The SS was a highly organized paramilitary group that answered only to Hitler. Recruits were screened for racial purity and had to prove their pure Aryan lineage as far back as 1750. This was often difficult but not impossible. German churches kept meticulous birth, marriage, and death records since the 1500s, and from the late 1700s on, German civil authorities also recorded these statistics. Once accepted into the corps, members were indoctrinated until they were ready to do Hitler’s bidding without hesitation or questions.

The SS consisted of several specialized sections. The General SS was responsible for racial policy and policing. Under them, the SS-Totenkopfverbände, known as the “Death’s Head Battalions,” ran the concentration camp system. Their deadly role was evident from the skull and crossbones insignia on their uniform collars. The Gestapo, or Secret Police, created in 1933, was also a sub-division of the General SS.

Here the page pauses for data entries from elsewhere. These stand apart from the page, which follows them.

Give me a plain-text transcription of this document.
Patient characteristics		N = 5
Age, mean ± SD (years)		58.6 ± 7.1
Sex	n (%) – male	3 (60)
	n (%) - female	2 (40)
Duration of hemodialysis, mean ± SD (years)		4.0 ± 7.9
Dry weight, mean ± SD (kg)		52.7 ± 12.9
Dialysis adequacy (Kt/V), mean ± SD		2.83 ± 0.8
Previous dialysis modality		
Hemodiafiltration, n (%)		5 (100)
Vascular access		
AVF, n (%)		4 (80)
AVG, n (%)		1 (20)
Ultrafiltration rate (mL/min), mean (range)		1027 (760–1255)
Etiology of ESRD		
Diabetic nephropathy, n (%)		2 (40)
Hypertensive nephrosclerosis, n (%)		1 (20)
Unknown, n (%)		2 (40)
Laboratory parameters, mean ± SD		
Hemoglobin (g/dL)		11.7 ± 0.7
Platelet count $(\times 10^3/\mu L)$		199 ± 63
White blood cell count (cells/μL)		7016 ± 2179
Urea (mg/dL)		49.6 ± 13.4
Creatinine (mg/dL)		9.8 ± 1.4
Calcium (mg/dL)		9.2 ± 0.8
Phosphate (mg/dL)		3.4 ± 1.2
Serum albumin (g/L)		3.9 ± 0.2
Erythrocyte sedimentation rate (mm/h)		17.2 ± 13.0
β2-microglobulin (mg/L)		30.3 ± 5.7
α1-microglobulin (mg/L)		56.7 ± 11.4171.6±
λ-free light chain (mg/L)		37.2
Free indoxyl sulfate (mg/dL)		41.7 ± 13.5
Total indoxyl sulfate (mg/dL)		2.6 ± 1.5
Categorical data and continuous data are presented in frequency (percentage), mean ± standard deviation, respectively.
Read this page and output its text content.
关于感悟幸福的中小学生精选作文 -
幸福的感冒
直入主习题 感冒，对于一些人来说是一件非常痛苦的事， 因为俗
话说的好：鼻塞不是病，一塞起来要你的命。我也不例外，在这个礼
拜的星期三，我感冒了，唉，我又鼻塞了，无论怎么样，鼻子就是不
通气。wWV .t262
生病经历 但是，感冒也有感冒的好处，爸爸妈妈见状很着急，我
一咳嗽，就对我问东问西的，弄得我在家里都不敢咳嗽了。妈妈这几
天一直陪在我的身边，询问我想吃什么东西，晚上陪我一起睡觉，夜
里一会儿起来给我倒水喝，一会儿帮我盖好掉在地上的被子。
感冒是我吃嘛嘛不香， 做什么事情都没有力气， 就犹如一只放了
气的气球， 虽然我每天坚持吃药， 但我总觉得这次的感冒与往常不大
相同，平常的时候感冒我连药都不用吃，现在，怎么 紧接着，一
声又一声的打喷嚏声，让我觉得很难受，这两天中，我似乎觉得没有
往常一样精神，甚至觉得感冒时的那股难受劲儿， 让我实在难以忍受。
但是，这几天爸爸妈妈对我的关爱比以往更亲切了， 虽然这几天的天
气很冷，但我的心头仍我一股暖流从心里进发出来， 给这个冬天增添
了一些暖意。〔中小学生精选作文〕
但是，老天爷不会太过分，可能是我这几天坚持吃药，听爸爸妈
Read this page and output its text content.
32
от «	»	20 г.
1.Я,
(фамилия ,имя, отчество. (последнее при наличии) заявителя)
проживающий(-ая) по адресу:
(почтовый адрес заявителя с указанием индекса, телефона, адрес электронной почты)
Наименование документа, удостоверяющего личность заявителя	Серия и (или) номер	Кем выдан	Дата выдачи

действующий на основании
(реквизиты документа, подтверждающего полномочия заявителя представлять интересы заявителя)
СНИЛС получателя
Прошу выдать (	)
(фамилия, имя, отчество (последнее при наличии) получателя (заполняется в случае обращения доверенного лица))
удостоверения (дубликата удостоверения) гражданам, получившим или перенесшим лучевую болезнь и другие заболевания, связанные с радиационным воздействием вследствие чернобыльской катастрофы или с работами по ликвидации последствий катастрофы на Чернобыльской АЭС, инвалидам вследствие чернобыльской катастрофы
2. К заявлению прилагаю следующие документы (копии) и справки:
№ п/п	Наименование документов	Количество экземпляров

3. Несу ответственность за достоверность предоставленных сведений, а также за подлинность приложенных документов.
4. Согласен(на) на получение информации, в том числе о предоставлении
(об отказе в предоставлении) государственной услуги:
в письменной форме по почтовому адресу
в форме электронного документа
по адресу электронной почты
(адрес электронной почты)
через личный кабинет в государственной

Besides finding and arresting those suspected of being enemies of the state, the Gestapo’s job was to stamp out all opposition to Hitler and monitor the German people for loyalty to the Nazi ideal. They used surveillance and informants to locate their victims and notoriously employed extrajudicial arrests and brutal interrogation. The Gestapo was feared by everyone, especially after the war began in 1939.

Heinrich Himmler, as head of the SS, controlled not only the Gestapo but also the Kripo police (criminal division) and the regular uniformed police. Thus, in effect, Himmler was the Chief of Police for all of Nazi Germany. Thus, he brought his ruthless attitude to bear on the entire nation.

Under the leadership of Heinrich Himmler, the SS eventually became the primary engine of the mass murder of Jews, “Gypsies,” and others deemed undesirable, such as homosexuals, Jehovah’s Witness members, mental patients, and the developmentally disabled. Two years into the war, in the last month of 1941, Himmler and his assistant, Reinhard Heydrich, were put in charge of the “Final Solution,” the recently codified Nazi plan to make Europe “Judenfrei” (free of Jews).

Movies and books about the Holocaust have made most of us aware of the role of the General SS, their Death’s Head units, and the Gestapo. What is often forgotten is that not all SS sections were intimately involved in the genocide of Jews.

The SS also included a combat unit, known as the Waffen-SS. These elite military units swore allegiance to Hitler, over and above their loyalty to Germany itself. However, they were soldiers rather than enforcers and murderers. Known as ruthless and tactically skilled on the battlefield, the Waffen-SS fought in France, on the Eastern Front, and in the Battle of the Bulge, mainly in Panzer tank divisions.

“Well, they were real professional soldiers. . . . When I say SS… there is a difference between what they call ‘Waffen-SS’… those were the fighting units in the war. And then there were SS back home who did all the dirty work.“

From an interview with Herman Lang (a Holocaust survivor), 1996

When Clara’s beloved piano was stolen in 1935 by the SS officer, she had no recourse. Surrounded by the Nazi police state, she knew that she and her children could be arrested without any judicial recourse. The slightest resistance would put her at risk of being sent to one of the new concentration camps being constructed around Germany.